Politics involves the heart and the mind, and in general the best politicians appeal to both. Then there’s Donald Trump. Jonathan Chait of New York magazine argues that Trump’s campaign is pretty close to mindless, but it seems that to many rank-and-file Republicans, that’s a feature rather than a bug.
“Outsiders have struggled to comprehend how Republican voters can attach themselves to an economic agenda so plainly at odds with their own interest, or whip themselves into a frenzy over a manufactured outrage,” wrote Chait in a Tuesday post. “Trump embodies that mysterious X factor that has eluded analysts of all sides…Trump is not the spokesman for an idea at all, but the representation of undifferentiated resentment.”
Almost a quarter-century ago, Seal sang, “We're never gonna survive unless we get a little crazy.” These days, suggests Talking Points Memo’s Josh Marshall, it’s awfully hard to survive in the Republican presidential race if you’re only a little crazy, now that Donald Trump “has flooded the market with a new, purer brand of Crazy that has left the other candidates scrambling and basically unable to compete.”

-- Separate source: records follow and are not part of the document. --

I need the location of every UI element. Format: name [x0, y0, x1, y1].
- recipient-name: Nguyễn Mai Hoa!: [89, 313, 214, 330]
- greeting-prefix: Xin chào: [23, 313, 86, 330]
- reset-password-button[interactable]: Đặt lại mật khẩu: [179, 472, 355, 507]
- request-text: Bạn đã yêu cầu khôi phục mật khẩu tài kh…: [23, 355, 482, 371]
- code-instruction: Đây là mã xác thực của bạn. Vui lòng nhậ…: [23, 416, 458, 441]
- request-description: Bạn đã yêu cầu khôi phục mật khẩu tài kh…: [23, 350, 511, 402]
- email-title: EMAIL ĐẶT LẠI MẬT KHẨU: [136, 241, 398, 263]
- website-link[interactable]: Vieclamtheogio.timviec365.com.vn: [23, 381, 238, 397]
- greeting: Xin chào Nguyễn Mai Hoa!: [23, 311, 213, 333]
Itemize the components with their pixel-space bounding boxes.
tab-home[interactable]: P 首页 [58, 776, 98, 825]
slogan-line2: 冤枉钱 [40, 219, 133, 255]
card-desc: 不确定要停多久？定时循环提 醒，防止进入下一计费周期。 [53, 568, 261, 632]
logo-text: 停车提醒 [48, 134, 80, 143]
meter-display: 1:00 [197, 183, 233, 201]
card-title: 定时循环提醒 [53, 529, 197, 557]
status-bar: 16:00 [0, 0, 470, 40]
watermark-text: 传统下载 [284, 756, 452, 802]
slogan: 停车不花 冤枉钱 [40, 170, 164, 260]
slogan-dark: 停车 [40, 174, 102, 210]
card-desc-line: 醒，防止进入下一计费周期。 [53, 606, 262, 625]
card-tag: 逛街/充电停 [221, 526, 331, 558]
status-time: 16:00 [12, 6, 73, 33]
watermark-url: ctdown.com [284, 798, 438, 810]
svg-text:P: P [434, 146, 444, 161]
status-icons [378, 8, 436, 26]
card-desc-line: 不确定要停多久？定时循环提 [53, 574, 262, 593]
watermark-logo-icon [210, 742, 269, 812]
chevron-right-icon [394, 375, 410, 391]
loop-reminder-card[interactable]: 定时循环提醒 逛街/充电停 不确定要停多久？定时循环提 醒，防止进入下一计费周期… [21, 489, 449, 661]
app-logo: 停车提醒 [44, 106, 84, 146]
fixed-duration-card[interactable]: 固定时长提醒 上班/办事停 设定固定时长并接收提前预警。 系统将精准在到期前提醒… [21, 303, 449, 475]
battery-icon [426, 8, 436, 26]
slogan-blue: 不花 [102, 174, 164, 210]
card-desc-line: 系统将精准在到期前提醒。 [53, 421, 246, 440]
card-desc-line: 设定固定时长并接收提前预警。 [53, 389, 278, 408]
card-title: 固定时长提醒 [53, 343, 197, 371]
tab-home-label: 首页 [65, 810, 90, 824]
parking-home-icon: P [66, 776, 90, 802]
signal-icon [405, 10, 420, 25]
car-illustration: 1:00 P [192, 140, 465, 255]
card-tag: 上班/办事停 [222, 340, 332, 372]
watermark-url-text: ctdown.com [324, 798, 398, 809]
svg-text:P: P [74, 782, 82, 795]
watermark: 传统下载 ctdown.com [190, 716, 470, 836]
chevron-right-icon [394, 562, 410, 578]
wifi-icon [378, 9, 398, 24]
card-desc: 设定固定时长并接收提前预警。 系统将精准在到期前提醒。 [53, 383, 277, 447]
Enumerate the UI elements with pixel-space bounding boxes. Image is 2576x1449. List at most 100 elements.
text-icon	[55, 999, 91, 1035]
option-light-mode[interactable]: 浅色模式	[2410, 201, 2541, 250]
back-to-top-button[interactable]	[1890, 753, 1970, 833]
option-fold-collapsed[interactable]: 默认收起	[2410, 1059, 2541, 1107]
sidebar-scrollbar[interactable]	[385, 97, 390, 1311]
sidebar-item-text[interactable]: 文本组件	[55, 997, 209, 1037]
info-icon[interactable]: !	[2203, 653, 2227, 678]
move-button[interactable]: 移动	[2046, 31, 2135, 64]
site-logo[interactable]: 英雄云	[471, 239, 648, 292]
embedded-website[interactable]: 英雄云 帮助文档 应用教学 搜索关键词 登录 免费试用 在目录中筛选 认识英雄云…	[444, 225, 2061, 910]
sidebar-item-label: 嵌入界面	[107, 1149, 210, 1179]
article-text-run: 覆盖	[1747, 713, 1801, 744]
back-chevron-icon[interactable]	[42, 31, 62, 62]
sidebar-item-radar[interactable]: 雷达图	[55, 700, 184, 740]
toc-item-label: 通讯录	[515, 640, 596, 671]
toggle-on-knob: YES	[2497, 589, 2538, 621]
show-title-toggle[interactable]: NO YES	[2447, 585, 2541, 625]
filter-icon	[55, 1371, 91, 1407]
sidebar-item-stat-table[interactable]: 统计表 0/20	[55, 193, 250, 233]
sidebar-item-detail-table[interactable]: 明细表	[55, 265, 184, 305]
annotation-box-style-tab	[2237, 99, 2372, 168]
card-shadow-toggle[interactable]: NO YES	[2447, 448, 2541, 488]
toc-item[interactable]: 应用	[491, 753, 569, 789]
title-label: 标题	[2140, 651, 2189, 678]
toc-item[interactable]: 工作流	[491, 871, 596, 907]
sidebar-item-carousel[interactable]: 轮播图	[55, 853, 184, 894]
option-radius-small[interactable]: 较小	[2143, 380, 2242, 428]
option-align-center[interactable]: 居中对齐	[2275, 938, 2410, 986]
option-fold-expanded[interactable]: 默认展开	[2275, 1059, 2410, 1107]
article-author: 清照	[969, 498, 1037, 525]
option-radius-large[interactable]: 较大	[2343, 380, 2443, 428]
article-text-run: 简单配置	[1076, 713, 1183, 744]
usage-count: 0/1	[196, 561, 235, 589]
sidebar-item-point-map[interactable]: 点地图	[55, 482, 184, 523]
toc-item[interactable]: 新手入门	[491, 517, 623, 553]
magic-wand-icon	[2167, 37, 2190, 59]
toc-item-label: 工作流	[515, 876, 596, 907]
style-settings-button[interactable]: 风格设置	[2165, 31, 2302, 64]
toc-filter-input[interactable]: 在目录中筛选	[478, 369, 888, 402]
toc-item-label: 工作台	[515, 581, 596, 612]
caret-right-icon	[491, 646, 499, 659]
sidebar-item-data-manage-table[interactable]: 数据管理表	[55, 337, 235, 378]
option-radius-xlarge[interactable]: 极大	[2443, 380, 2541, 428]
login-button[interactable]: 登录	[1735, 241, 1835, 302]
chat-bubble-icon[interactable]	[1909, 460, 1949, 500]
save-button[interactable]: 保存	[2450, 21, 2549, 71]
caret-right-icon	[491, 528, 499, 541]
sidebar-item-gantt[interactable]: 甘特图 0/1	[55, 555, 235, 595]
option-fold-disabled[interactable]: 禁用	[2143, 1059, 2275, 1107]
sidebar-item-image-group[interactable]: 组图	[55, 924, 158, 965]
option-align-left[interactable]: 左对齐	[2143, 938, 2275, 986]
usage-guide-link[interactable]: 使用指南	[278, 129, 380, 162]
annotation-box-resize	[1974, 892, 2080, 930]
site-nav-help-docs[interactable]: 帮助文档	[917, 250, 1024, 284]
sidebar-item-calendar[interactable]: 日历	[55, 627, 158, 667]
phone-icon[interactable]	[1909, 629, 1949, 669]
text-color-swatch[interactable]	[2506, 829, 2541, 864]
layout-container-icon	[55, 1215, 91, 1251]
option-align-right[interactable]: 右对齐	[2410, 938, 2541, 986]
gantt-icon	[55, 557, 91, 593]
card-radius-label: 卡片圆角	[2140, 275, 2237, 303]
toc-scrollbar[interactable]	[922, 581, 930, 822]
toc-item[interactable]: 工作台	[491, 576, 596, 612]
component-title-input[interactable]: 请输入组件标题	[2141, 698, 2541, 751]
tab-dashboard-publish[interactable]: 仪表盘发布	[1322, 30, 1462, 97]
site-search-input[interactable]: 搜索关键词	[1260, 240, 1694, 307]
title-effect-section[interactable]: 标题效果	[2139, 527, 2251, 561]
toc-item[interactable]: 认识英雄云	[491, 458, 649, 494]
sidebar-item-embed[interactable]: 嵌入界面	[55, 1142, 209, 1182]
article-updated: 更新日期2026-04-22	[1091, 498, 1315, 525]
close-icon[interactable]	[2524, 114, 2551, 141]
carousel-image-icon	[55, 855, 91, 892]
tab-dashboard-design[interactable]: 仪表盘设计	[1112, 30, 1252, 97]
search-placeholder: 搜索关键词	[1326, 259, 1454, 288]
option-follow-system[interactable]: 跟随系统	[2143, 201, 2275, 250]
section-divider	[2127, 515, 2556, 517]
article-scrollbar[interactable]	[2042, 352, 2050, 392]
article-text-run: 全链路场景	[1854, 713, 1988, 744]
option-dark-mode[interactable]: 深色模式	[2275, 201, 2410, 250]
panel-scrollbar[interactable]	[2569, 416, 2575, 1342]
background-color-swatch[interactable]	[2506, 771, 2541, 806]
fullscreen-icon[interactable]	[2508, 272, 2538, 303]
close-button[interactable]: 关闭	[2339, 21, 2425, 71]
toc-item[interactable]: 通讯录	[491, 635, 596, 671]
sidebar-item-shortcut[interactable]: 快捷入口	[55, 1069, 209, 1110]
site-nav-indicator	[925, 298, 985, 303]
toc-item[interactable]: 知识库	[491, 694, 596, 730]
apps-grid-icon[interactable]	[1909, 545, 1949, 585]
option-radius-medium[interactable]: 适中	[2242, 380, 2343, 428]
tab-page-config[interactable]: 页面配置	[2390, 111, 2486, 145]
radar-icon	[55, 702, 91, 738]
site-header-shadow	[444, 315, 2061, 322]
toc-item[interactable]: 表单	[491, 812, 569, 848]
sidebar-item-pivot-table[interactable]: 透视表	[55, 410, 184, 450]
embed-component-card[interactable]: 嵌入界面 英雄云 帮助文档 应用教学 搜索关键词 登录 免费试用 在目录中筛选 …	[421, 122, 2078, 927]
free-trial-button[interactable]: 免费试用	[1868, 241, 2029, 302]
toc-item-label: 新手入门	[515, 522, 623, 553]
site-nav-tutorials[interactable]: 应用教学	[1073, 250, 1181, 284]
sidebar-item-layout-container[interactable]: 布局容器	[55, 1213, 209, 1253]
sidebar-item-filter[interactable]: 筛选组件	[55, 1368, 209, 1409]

“Trump is in many ways the logical end result of seven years -- really two-plus decades -- of Republican cultivation of anger and grievance as a method of conducting politics,” asserted Marshall in a Monday post, adding that Trump “has managed to boil modern Republicanism down to a hard precipitate form, shorn of the final vestiges of interest in actual governing.”
Arthur Chu, best known as one of the all-time biggest money-winners on Jeopardy!, is also a writer who frequently contributes to Salon. In a Thursday article, Chu saluted departing Daily Show host Jon Stewart for, among other things, keeping him sane during his college days. Unfortunately, recalled Chu, back then America as a whole had lost its mind.
Meanwhile, in the August issue of Vanity Fair, James Wolcott gave props to Stewart for “all that he’s been through on our behalf, subjecting himself to a radiation bombardment of mostly right-wing idiocy."
David Roberts has penned a tale of two media, dealing first with how a profusion of conservative outlets has pulled the Republican party to the right -- the subject of a recent Harvard study -- then pivoting to analyze the mainstream media’s belated (and still incomplete) awakening to the GOP’s “radicalism.”
“One of the longstanding critiques of mainstream media on the left,” wrote Roberts in a Thursday article, “was that reporters in the Beltway ‘Village’ failed to grasp modern conservatism and wrote about it in such a way as to sand down and mute its extremity…[T]here are still plenty of mainstream political reporters who cling to the both-sides illusion to this day…But as the far right sends the Republican Party through an ever-more-absurd series of showdowns and tantrums, the illusion is fading.”